Sie hatten Martinas Leichnam am Morgen danach entdeckt, in einer von Sträuchern verdeckten Mulde 400 Meter weg vom See, heute markiert ein Baumstumpf die Stelle. Die Ermittler sicherten damals ein unbestimmtes Material an der Kleidung des wohl missbrauchten, erdrosselten Mädchens. Nach vier Jahrzehnten waren sie in der Lage, daraus einen genetischen Fingerabdruck zu gewinnen. Diesen wollen sie nun abgleichen mit der DNS von mehr als 100 Männern, die 1971 mindestens 14 Jahre alt waren, die Martina kannten oder jenen Nachmittag am See verbrachten.

Wie vor 39 Jahren bezogen die Polizisten das Alte Rathaus mit den roten Geranien vor den gelben Fenstern. Im Sitzungssaal nahmen sie mit Wattestäbchen die Speichelproben älterer Herren, einige hatten sich mit ihren Gehstöcken den Weg durch das Dutzend Journalisten vor dem Eingang gebahnt. Mancher Geladene wendete den Wagen und ließ sich einen neuen Termin geben. Am Ende seien alle da gewesen, teilt die Polizei mit, bis auf einen Mann, der im Krankenhaus liegt.

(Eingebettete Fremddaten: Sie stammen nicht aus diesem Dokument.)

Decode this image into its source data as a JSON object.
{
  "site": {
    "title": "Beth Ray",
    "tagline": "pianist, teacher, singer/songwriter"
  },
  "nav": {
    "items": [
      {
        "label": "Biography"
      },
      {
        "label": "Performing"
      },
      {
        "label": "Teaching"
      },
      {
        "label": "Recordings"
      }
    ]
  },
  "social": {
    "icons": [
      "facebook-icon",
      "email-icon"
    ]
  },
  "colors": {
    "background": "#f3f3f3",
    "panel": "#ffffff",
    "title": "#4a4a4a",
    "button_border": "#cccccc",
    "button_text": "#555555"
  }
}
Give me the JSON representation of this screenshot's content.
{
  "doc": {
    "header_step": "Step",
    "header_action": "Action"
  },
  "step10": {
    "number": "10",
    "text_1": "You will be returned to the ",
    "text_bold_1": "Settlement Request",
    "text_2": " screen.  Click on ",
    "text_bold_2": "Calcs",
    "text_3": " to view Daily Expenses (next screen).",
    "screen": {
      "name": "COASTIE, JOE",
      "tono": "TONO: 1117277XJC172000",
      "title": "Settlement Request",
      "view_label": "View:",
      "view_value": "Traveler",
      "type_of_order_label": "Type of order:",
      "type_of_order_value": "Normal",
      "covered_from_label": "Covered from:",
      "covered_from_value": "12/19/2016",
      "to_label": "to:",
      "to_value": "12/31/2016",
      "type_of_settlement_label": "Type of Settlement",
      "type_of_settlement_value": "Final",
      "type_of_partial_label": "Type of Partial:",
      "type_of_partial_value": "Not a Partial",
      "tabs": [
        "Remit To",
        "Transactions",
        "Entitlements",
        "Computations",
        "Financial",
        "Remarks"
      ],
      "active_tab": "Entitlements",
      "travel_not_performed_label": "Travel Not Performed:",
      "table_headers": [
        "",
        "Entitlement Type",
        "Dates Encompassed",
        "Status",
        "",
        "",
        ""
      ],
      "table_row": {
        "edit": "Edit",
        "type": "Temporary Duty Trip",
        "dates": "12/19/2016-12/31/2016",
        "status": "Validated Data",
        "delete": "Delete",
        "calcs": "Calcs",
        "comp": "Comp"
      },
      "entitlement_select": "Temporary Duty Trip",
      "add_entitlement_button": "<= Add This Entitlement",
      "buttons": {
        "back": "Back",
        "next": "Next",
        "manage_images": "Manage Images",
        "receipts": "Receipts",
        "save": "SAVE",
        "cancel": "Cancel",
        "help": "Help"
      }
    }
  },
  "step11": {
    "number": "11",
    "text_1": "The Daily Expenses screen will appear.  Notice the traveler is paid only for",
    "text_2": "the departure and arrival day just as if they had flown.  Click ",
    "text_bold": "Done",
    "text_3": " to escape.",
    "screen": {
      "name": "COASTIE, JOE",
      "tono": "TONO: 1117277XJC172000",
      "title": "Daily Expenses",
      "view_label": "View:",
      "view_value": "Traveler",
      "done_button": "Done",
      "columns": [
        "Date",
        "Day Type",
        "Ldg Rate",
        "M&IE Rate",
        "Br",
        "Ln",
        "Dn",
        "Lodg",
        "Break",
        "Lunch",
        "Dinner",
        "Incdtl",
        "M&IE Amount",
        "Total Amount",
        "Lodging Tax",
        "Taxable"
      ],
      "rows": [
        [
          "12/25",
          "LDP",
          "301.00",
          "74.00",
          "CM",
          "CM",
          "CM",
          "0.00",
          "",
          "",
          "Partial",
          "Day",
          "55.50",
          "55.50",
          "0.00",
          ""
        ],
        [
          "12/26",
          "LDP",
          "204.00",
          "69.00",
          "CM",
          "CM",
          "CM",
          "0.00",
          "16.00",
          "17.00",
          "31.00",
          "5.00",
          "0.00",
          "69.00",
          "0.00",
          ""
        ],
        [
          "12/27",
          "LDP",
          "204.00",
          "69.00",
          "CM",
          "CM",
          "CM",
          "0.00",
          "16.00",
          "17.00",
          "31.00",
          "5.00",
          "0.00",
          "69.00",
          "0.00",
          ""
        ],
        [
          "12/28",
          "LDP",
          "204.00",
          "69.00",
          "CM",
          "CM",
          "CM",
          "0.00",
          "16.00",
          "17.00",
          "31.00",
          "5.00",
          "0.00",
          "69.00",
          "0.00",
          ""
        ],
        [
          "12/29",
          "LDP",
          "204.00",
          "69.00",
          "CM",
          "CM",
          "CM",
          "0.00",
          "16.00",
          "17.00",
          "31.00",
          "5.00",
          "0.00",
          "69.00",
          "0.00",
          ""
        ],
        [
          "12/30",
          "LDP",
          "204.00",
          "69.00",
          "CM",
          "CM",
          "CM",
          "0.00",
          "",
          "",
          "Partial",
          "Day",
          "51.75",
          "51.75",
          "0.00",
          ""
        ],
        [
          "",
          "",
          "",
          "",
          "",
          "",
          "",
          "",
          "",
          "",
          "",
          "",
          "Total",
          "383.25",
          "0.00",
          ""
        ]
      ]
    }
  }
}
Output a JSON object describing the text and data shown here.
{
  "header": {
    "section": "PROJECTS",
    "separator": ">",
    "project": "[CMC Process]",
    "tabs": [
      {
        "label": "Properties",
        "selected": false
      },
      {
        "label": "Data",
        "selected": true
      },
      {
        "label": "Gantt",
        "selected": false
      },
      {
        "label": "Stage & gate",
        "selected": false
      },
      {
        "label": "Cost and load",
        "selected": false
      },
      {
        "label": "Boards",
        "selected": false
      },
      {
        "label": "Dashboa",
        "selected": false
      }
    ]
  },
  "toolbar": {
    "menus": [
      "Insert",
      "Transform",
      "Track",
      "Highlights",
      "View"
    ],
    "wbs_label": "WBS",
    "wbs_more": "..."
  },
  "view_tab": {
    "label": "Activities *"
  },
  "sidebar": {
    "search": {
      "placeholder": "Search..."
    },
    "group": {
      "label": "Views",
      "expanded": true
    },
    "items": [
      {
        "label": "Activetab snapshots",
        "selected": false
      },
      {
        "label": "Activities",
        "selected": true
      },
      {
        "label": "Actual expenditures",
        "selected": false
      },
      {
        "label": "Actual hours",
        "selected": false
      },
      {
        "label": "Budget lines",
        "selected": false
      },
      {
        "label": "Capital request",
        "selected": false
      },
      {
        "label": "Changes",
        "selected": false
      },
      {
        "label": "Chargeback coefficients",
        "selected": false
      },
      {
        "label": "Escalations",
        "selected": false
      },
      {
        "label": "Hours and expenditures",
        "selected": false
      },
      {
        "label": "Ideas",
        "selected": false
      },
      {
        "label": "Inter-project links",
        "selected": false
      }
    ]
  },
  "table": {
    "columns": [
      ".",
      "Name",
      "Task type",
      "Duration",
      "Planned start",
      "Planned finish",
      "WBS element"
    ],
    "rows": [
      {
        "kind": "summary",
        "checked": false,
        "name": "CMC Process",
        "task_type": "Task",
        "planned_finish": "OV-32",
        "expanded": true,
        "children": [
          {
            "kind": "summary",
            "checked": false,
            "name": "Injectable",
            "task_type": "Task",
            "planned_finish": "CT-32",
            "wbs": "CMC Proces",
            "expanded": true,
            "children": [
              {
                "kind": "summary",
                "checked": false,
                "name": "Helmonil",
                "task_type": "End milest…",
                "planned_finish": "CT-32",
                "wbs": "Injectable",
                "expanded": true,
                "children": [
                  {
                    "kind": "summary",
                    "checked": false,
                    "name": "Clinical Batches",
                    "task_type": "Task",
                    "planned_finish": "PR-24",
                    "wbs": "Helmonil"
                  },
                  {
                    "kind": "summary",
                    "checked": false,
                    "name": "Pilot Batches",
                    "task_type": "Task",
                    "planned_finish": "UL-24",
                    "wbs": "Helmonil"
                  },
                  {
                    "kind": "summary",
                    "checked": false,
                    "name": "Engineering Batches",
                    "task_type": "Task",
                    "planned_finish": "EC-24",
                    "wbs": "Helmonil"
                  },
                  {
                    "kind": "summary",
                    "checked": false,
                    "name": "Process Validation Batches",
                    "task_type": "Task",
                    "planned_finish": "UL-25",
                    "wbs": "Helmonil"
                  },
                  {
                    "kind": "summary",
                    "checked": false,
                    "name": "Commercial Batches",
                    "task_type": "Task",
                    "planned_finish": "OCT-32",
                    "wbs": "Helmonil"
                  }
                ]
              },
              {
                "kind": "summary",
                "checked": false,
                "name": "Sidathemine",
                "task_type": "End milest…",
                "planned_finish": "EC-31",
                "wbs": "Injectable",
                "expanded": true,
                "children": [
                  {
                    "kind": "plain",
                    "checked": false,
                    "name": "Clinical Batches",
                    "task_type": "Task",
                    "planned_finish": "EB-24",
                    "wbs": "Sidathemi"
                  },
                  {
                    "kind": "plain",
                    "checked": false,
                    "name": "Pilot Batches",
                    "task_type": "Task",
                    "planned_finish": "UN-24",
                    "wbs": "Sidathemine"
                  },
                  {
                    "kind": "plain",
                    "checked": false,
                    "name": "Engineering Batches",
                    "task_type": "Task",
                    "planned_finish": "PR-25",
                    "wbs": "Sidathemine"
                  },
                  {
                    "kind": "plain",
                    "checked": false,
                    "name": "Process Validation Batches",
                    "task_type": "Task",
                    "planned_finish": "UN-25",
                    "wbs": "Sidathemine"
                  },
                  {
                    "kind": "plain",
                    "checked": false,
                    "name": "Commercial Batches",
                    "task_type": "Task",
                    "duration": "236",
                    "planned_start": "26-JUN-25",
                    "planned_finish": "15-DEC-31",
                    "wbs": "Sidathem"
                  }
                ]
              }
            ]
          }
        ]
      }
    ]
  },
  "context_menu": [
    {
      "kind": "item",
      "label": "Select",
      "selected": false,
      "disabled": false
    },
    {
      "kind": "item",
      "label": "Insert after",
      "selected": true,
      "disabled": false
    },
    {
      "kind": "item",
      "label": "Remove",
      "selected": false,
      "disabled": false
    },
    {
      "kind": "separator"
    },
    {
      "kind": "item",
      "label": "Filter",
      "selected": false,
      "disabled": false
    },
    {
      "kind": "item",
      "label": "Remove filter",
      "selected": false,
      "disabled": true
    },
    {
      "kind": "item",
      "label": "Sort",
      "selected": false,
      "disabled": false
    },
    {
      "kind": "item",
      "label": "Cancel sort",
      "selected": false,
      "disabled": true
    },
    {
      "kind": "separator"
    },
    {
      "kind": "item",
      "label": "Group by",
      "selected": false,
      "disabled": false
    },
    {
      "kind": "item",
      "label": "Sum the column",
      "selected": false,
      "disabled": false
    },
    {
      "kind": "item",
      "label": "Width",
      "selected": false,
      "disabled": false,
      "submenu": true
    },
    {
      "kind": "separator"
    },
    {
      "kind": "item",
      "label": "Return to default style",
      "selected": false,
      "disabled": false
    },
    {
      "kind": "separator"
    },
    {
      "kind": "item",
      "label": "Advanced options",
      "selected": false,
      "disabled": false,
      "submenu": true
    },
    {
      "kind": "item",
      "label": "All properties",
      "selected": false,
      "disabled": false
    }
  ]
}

Ein paar wenige in Obertheres finden, die ganze Aktion sei doch nur Show. Aber ein Polizeisprecher sagt: "Wenn wir keine Hoffnung hätten, würden wir den Aufwand nicht betreiben." Über der Tür des Alten Rathauses ist eine Inschrift eingemeißelt, sie lautet: "Wer das Böse nicht bestraft, ist dem Frommen schadenhaft."

"Da liegt sie"

Hundert Meter die Straße hinab vom Alten Rathaus, gleich am Friedhof, ist Ruhetag im Café Schneider mit seinen Ziervorhängen im Fenster. Richard Schmitt, der Wirt, sitzt im Halbdunkel an einem massiven Holztisch mit Deckchen und Zuckerstreuer. Er umklammert seinen Schlüsselbund und sagt: "Für mich war es nie vorbei." Schmitt ist 83 Jahre alt, er ist Martinas Onkel, im Haus seiner Eltern hat das Mädchen gelebt, ihre eigenen Eltern hatten sich gerade getrennt. In Obertheres sollte sie eine unbeschwerte Kindheit haben.

Bis zwei Uhr früh suchten die Männer des Ortes nach ihr in der Nacht zum 18. Mai. Schmitt und Martinas Vater harrten aus bis zum Morgen, sie schauten von der Mainbrücke aus hinab auf den See, der glänzte im Mondlicht. Sie wussten nicht, worauf sie warteten, aber sie warteten. Vergeblich. Am Vormittag rief ein Feuerwehrmann den Satz, der Richard Schmitt immer noch in den Ohren schmerzt: "Da liegt sie."

Die Polizei hat inzwischen nach Hinweisen weitere Männer zum Test geladen, überall in Deutschland, einen in Australien. Im Spätherbst sollen die Ergebnisse feststehen. Richard Schmitt sagt: "Wir warten wieder", so wie vor 39 Jahren auf der Brücke über den Main. Diesmal wissen sie wenigstens, worauf.